Manila district police force removed after teen deaths
The entire police force in part of the Philippine capital is to be relieved of duty, after the controversial deaths of three teenagers.
Manila police chief Oscar Albayalde said 1,200 officers from the Caloocan district would be retrained and then assigned to other units.
The move comes amid growing scrutiny of police operations amid President Rodrigo Duterte's anti-drugs war.
The most high-profile case involved a boy killed in Caloocan on 16 August.
Police say Kian Loyd Delos Santos, who was 17, ran from them and then opened fire, so they shot him.
But his parents say he had no involvement in drugs. A witness said police tried to force a gun into his hand and CCTV footage shows a boy, said to be him, being dragged away by police, contradicting claims he ran.
A second case involved the death of Carl Arnaiz, a 19-year-old accused of trying to rob a taxi driver. Police said he fired at them but the taxi driver said he saw him alive in police custody. A 14-year-old boy, last seen with Arnaiz, was later found dead.
Several policemen are now under investigation and the Senate is currently conducting an inquiry into the teenagers' deaths.

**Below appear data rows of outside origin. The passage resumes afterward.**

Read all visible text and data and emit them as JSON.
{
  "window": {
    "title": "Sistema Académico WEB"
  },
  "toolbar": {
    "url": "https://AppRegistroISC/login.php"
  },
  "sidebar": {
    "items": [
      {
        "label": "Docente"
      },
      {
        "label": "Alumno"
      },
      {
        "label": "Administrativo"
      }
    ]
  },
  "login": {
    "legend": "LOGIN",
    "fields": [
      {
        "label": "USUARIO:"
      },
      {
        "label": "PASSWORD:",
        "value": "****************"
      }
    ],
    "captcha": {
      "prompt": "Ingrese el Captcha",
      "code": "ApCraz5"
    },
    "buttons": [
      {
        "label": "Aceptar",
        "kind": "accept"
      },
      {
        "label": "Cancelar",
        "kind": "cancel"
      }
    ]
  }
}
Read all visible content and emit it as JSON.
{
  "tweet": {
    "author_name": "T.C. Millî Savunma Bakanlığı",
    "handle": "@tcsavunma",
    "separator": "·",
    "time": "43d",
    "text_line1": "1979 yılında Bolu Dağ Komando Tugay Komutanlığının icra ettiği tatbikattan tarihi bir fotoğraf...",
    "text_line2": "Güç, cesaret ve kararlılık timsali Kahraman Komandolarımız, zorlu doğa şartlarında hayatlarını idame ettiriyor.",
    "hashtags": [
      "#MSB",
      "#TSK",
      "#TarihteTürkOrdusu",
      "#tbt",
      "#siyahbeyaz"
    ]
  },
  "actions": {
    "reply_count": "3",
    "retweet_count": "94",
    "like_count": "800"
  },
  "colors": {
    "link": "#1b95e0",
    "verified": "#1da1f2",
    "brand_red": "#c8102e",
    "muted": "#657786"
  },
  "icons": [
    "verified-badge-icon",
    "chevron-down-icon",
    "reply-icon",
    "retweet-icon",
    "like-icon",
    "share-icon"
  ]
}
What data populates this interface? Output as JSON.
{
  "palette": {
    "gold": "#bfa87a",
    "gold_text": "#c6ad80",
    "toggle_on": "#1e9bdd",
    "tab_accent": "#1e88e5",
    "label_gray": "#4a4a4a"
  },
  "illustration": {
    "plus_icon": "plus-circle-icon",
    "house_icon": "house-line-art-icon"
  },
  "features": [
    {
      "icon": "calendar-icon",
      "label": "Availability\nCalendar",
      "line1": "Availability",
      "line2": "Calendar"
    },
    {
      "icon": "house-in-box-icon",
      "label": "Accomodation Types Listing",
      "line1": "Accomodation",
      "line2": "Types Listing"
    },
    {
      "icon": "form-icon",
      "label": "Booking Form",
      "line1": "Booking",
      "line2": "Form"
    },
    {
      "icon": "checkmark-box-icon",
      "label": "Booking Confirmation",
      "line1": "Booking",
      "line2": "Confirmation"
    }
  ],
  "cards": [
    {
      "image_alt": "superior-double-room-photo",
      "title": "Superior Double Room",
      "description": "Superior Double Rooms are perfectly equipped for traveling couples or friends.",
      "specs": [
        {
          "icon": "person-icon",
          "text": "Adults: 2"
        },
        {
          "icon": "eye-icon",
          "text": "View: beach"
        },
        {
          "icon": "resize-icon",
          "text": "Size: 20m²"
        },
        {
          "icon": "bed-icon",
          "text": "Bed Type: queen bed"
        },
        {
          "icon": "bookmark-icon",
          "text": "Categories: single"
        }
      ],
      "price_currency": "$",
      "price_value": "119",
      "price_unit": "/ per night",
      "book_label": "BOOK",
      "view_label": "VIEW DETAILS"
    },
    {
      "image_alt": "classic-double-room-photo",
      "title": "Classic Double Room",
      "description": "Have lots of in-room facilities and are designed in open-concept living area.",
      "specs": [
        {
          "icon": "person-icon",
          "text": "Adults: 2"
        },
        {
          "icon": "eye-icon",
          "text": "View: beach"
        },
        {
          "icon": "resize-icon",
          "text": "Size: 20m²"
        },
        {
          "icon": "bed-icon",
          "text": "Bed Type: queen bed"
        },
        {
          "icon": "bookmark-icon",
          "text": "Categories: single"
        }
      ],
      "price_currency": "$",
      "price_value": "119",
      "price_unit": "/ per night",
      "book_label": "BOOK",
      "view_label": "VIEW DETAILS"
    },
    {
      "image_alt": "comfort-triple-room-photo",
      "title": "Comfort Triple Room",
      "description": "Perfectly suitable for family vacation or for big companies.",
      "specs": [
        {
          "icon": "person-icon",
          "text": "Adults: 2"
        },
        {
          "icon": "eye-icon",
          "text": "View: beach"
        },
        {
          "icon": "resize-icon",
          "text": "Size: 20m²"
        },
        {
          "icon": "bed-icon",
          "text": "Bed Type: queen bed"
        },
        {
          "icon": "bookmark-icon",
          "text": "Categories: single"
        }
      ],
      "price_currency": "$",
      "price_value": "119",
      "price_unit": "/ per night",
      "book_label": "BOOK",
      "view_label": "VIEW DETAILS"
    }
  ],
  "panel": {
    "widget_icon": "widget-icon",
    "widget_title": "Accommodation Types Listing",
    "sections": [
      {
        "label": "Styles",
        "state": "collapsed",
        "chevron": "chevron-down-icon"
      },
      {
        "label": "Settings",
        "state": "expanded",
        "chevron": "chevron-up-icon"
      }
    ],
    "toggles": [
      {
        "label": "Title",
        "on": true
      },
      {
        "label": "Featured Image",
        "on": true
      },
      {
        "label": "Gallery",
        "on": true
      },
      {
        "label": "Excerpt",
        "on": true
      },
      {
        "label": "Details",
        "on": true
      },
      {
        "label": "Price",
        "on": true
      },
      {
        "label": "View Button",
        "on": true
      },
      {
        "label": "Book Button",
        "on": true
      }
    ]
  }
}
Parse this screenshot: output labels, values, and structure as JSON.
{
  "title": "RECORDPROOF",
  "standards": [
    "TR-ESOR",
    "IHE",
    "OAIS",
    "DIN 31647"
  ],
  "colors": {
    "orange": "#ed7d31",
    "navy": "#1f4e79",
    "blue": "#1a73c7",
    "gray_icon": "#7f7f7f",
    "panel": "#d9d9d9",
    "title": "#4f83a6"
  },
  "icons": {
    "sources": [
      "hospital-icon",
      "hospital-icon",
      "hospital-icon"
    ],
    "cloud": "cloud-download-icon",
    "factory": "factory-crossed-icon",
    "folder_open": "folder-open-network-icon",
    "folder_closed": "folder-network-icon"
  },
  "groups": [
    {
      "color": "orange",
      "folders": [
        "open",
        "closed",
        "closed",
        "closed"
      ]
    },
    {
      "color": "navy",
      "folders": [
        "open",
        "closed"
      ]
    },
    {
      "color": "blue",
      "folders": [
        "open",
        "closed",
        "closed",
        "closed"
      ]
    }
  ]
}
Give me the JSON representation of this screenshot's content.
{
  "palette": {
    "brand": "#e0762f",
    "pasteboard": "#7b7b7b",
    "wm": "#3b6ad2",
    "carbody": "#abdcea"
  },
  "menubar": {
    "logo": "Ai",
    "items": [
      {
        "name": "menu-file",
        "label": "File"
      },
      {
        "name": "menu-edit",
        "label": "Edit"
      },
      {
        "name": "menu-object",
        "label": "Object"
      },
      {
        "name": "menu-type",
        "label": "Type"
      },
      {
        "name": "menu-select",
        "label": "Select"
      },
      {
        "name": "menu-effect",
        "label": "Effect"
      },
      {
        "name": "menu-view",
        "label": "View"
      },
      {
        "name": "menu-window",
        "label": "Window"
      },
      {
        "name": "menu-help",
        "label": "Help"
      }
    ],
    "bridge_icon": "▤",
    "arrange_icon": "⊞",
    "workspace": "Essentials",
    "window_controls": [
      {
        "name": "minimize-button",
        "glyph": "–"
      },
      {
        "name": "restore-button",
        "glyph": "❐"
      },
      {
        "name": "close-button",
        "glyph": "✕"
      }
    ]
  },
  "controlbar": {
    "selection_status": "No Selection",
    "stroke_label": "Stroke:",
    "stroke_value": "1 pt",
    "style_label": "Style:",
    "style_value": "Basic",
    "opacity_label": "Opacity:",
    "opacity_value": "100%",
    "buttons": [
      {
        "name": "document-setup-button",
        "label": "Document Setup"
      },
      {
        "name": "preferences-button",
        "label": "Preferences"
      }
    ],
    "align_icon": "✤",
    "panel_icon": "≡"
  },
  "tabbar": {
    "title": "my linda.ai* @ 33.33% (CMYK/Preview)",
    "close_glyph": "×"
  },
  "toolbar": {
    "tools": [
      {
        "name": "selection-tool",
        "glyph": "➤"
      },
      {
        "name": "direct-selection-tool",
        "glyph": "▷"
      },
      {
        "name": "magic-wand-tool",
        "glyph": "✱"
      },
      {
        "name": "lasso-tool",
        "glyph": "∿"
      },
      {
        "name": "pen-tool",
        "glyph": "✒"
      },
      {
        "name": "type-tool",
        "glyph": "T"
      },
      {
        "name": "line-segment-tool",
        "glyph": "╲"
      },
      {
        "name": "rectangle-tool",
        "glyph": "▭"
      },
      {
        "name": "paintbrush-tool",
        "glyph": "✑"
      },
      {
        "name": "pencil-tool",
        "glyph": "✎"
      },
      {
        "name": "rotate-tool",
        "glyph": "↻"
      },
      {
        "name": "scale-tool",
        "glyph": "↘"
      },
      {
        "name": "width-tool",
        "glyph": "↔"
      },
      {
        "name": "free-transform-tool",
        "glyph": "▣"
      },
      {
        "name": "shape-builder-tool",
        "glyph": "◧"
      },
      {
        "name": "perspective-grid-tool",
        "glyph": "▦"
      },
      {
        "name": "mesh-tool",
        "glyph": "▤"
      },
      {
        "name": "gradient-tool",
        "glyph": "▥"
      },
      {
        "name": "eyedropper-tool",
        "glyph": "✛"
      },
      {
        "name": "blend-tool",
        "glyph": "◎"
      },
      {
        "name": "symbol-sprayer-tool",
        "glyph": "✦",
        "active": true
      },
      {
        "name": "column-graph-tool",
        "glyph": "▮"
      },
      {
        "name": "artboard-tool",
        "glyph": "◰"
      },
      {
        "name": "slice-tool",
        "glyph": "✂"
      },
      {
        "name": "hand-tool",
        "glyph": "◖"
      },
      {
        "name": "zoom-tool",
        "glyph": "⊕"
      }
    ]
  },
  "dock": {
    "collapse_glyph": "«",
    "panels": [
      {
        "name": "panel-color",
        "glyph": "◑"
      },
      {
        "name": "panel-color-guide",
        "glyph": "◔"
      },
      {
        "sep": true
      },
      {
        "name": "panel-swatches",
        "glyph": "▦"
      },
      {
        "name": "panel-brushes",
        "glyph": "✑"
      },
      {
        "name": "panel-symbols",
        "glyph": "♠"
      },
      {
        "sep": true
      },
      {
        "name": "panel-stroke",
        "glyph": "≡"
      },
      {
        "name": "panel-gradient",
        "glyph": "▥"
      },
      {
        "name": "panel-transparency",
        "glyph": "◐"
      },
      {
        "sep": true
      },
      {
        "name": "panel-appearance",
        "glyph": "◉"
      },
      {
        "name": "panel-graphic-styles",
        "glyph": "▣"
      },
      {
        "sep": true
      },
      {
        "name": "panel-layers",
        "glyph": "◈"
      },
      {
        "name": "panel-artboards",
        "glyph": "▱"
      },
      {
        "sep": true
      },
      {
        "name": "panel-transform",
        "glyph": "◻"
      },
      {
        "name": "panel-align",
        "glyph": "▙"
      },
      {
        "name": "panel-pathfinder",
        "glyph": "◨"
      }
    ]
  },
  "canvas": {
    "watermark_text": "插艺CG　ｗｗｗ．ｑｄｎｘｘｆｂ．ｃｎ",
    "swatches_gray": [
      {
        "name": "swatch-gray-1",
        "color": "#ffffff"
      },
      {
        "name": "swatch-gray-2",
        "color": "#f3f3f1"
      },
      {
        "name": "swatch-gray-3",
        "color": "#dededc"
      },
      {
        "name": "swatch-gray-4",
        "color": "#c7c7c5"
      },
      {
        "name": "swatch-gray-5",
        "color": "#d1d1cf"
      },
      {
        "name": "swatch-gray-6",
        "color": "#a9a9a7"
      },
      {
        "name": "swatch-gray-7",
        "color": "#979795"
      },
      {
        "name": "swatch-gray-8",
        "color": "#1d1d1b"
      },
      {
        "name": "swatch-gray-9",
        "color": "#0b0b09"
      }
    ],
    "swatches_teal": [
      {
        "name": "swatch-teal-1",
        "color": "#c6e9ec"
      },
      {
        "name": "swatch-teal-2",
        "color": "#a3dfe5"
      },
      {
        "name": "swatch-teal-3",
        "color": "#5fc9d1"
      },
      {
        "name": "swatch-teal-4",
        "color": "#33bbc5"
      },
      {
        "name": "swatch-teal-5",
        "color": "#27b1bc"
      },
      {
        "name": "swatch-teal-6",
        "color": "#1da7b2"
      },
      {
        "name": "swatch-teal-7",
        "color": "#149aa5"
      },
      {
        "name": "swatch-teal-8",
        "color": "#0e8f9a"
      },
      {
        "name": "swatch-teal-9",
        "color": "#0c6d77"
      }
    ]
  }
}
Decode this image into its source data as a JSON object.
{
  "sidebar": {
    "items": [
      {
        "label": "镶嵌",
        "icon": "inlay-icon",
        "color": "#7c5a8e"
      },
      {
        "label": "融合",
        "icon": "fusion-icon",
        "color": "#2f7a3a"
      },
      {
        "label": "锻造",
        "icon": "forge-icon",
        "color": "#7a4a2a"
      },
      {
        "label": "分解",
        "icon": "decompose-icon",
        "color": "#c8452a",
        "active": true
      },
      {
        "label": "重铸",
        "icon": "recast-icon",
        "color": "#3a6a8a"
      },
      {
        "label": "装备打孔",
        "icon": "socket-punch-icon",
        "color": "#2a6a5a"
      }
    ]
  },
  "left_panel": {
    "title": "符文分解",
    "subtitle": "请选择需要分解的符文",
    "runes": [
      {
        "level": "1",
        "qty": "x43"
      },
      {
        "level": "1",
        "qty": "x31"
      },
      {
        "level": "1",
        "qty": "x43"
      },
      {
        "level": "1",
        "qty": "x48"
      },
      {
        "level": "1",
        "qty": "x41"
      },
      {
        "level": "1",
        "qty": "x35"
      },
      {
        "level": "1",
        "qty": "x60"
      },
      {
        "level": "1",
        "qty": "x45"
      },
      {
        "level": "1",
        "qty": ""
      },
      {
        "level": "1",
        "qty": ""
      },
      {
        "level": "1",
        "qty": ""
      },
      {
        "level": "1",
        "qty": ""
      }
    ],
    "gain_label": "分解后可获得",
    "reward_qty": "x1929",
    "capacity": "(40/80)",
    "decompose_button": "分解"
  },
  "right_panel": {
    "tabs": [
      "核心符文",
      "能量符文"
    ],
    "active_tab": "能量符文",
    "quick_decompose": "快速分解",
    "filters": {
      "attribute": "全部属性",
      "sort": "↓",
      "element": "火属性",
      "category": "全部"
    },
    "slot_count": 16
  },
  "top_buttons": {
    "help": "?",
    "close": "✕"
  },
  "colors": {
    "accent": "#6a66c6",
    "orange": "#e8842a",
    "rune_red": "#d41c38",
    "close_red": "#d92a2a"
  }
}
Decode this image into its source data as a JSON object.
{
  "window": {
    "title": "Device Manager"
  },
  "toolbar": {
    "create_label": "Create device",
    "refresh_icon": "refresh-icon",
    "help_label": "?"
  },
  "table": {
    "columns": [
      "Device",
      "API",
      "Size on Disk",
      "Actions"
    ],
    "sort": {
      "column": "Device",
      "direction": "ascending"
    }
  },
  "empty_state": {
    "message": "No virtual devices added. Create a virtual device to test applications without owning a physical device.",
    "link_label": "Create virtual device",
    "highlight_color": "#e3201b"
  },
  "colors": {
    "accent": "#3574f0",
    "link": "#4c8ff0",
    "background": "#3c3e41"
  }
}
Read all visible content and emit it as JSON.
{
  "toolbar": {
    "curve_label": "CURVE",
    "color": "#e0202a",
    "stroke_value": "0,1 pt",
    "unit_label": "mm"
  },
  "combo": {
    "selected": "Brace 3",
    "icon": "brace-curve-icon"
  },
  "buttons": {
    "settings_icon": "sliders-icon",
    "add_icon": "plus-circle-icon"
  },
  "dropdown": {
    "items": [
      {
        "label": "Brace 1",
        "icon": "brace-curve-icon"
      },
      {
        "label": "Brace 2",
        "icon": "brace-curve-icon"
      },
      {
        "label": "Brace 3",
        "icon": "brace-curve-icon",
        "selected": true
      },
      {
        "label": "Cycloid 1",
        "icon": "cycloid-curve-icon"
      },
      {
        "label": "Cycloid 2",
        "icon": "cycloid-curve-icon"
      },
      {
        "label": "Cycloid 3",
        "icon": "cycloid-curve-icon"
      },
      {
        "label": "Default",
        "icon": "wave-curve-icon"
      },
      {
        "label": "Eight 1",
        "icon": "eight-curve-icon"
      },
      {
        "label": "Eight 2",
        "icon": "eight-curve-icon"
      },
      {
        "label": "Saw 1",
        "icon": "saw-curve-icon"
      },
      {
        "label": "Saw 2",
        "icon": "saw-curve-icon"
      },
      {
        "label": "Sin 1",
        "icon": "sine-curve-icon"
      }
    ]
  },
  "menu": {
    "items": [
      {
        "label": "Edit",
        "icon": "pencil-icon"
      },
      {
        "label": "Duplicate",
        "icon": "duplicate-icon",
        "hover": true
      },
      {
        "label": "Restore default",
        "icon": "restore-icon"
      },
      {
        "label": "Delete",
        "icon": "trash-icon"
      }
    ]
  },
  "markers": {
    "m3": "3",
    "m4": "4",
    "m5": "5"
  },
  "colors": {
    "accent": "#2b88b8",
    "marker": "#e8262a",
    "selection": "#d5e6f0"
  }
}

Mr Albayalde said the police in Caloocan would be retrained in batches, and all would be temporarily replaced by personnel from a regional security unit.
"They will be retrained and they'll be reassigned to other stations here in Metro Manila. They will not be able to go back to their position or their assignment in Caloocan," local media quoted him as saying.
Church-bell protest
Mr Duterte was elected on a promise to tackle the country's drug problem but his brutal crackdown has been highly controversial.
Police figures say 3,800 suspects have been killed in anti-drugs operations since he took office. Several thousand more unexplained killings have also been attributed to the crackdown.
But rights groups have voiced serious concerns over extrajudicial killings. Earlier this year, Mr Duterte briefly suspended his crackdown to clean up the police force after officers seized a South Korean businessman under the guise of a drugs raid, killed him and sought a ransom from his family.
Many Filipinos support the crackdown. But the recent deaths have generated debate and some protests.
On Thursday night, Catholic churches rang their bells for five minutes to mark those who had died and call for the killing to stop. This is to continue for 40 nights.
"We cannot allow the destruction of lives to become normal. We cannot govern the nation by killing," Archbishop of Manila Cardinal Luis Antonio Tagle said in a statement last week announcing the campaign.